Now, as the deal is being finalized to bring a Target into the bookstore, I can’t help but reflect on that time and how much it meant to me as I was deciding where to spend the next four years of my life. I had narrowed my decision down to here and a small Pacific-Northwest liberal arts college, and while I was worried about being a Literature student on a campus known for its STEM research, I got the sense in that stroll through the bookstore that there were people who shared my interests on this campus. And over the course of my few years here, I’ve spent a great deal of time perusing that bookstore between classes, meeting friends, writers, and professors in Perks, and enjoying the sense of calm that being surrounded by books and coffee brings me.
Don’t get me wrong, we still have a lot of wonderful cafés on campus, and the bookstore may still carry a handful of books after Target annexes the top floor, but it will definitely never again have a whole floor dedicated to books of all varieties the way it did that April day when I decided I could see myself spending four years in this place. Sure, there are still bookstores off campus and sure there are other places to get coffee, but there is really no other place as convenient as the bookstore for getting a decent cup of coffee and sitting among stacks of books, reading or studying or browsing the spines.
While I will certainly miss the bookstore selfishly for the sense of peace it brings me, I also can’t help but feel troubled by the deeper problem it seems to stem from. Liberal arts departments on this campus are already often in a precarious position. As a Literature major, I’ve always been struck by how the Literature building seems so small and plain behind those elegant glass engineering buildings in Warren Mall. On a walk back to my Warren College apartment a few weekends back, I passed through HackXX and saw the effort and expense that went into it, and wondered how many students on this campus knew about the New Writing Series that brings contemporary writers to Geisel Library several times a quarter to read their work.
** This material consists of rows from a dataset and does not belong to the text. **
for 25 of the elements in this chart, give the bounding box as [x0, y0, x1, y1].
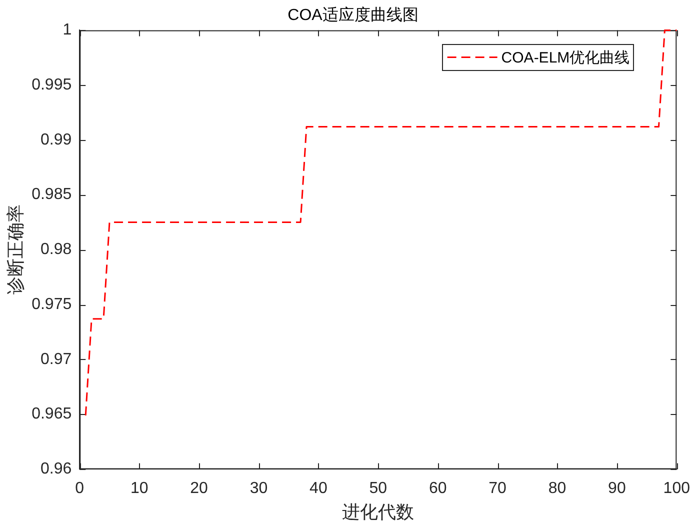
- x-tick-label: 50: [369, 480, 388, 498]
- legend-label: COA-ELM优化曲线: [501, 49, 630, 66]
- line-series: [84, 29, 678, 416]
- x-tick-label: 60: [428, 480, 447, 498]
- y-tick-label: 0.975: [32, 296, 72, 313]
- y-tick-label: 0.96: [40, 460, 72, 478]
- x-tick-label: 10: [130, 480, 148, 498]
- chart-title: COA适应度曲线图: [288, 6, 418, 24]
- x-tick-label: 100: [663, 480, 690, 498]
- x-tick-label: 90: [608, 480, 626, 498]
- x-tick-label: 0: [75, 480, 84, 498]
- x-tick-label: 70: [488, 480, 507, 498]
- y-tick-label: 1: [62, 22, 72, 39]
- x-tick-label: 80: [548, 480, 566, 498]
- x-tick-label: 40: [310, 480, 328, 498]
- y-axis-title: 诊断正确率: [6, 204, 26, 295]
- y-tick-label: 0.97: [40, 350, 72, 368]
- x-axis-title: 进化代数: [342, 502, 414, 522]
- x-tick-label: 30: [250, 480, 268, 498]
- y-tick-label: 0.965: [32, 406, 72, 423]
- y-tick-label: 0.98: [40, 241, 72, 258]
- y-tick-label: 0.995: [32, 76, 72, 94]
- y-tick-label: 0.985: [32, 186, 72, 204]
- y-tick-label: 0.99: [40, 131, 72, 148]
- x-tick-label: 20: [190, 480, 208, 498]
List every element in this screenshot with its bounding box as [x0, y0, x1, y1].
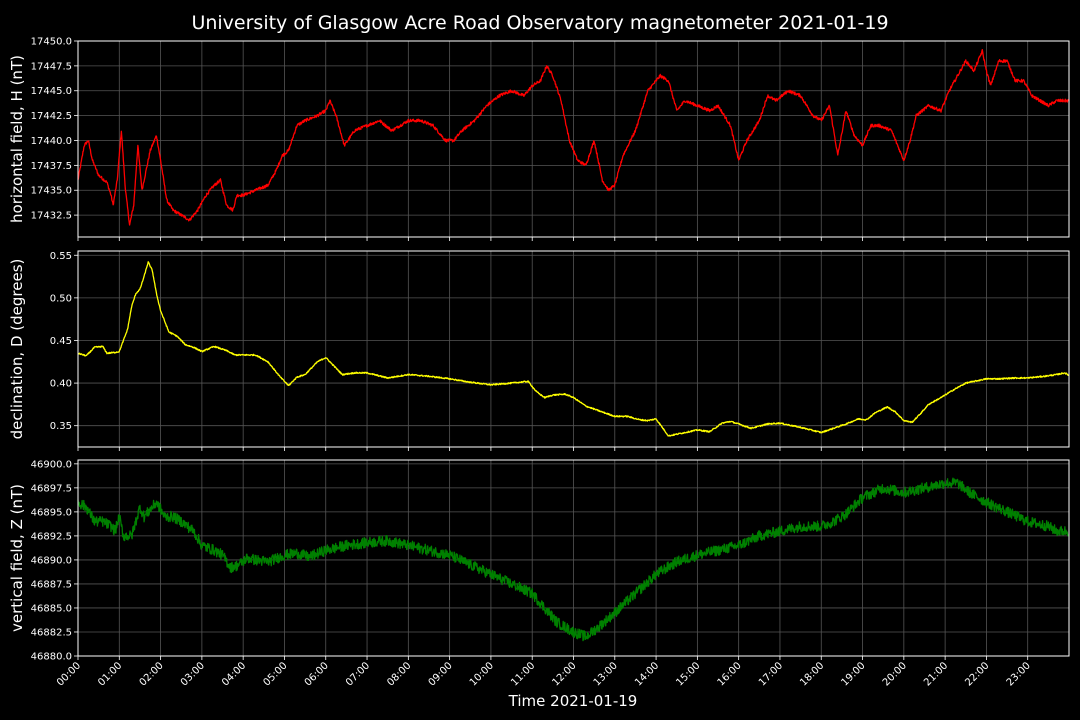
panel-z: 46880.0 46882.5 46885.0 46887.5 46890.0 46892… [8, 459, 1070, 663]
panel-h: 17432.5 17435.0 17437.5 17440.0 17442.5 17445… [8, 37, 1070, 241]
y-tick-label: 17442.5 [31, 111, 72, 122]
y-tick-label: 46895.0 [31, 507, 72, 518]
panel-frame [77, 459, 1070, 657]
y-tick-label: 0.50 [50, 293, 72, 304]
y-tick-label: 46892.5 [31, 531, 72, 542]
y-axis-label: declination, D (degrees) [8, 259, 26, 440]
series-line-h [77, 48, 1070, 226]
y-tick-label: 17435.0 [31, 186, 72, 197]
y-tick-label: 0.45 [50, 336, 72, 347]
y-tick-label: 46882.5 [31, 627, 72, 638]
y-tick-label: 46890.0 [31, 555, 72, 566]
series-line-z [77, 477, 1070, 642]
panel-frame [77, 40, 1070, 238]
y-tick-label: 46880.0 [31, 652, 72, 663]
y-tick-label: 17432.5 [31, 211, 72, 222]
y-tick-label: 0.55 [50, 251, 72, 262]
y-tick-label: 0.40 [50, 379, 72, 390]
figure-title: University of Glasgow Acre Road Observat… [191, 12, 888, 34]
y-tick-label: 46900.0 [31, 459, 72, 470]
y-tick-label: 17447.5 [31, 61, 72, 72]
y-tick-label: 17445.0 [31, 86, 72, 97]
x-axis-label: Time 2021-01-19 [508, 692, 638, 710]
y-tick-label: 0.35 [50, 421, 72, 432]
y-tick-label: 17440.0 [31, 136, 72, 147]
y-tick-label: 46887.5 [31, 579, 72, 590]
y-tick-label: 46885.0 [31, 603, 72, 614]
y-axis-label: vertical field, Z (nT) [8, 484, 26, 632]
panel-d: 0.35 0.40 0.45 0.50 0.55 declination, D (degr… [8, 250, 1070, 451]
series-line-d [77, 261, 1070, 437]
y-tick-label: 17450.0 [31, 37, 72, 48]
y-tick-label: 46897.5 [31, 483, 72, 494]
y-axis-label: horizontal field, H (nT) [8, 55, 26, 223]
panel-frame [77, 250, 1070, 448]
y-tick-label: 17437.5 [31, 161, 72, 172]
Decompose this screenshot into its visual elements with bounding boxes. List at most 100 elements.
The disparity between STEM and the humanities on this campus is always felt by those of us in the latter group, and I can’t help but wonder as I watch the bookstore slowly shutter and become another campus store full of only textbooks and sweatshirts if it’s just another concession asked of liberal arts students on this STEM-heavy research campus, who really only want a little space and a little recognition of our interests.
Paige Prudhon is the Opinion Editor of The Triton.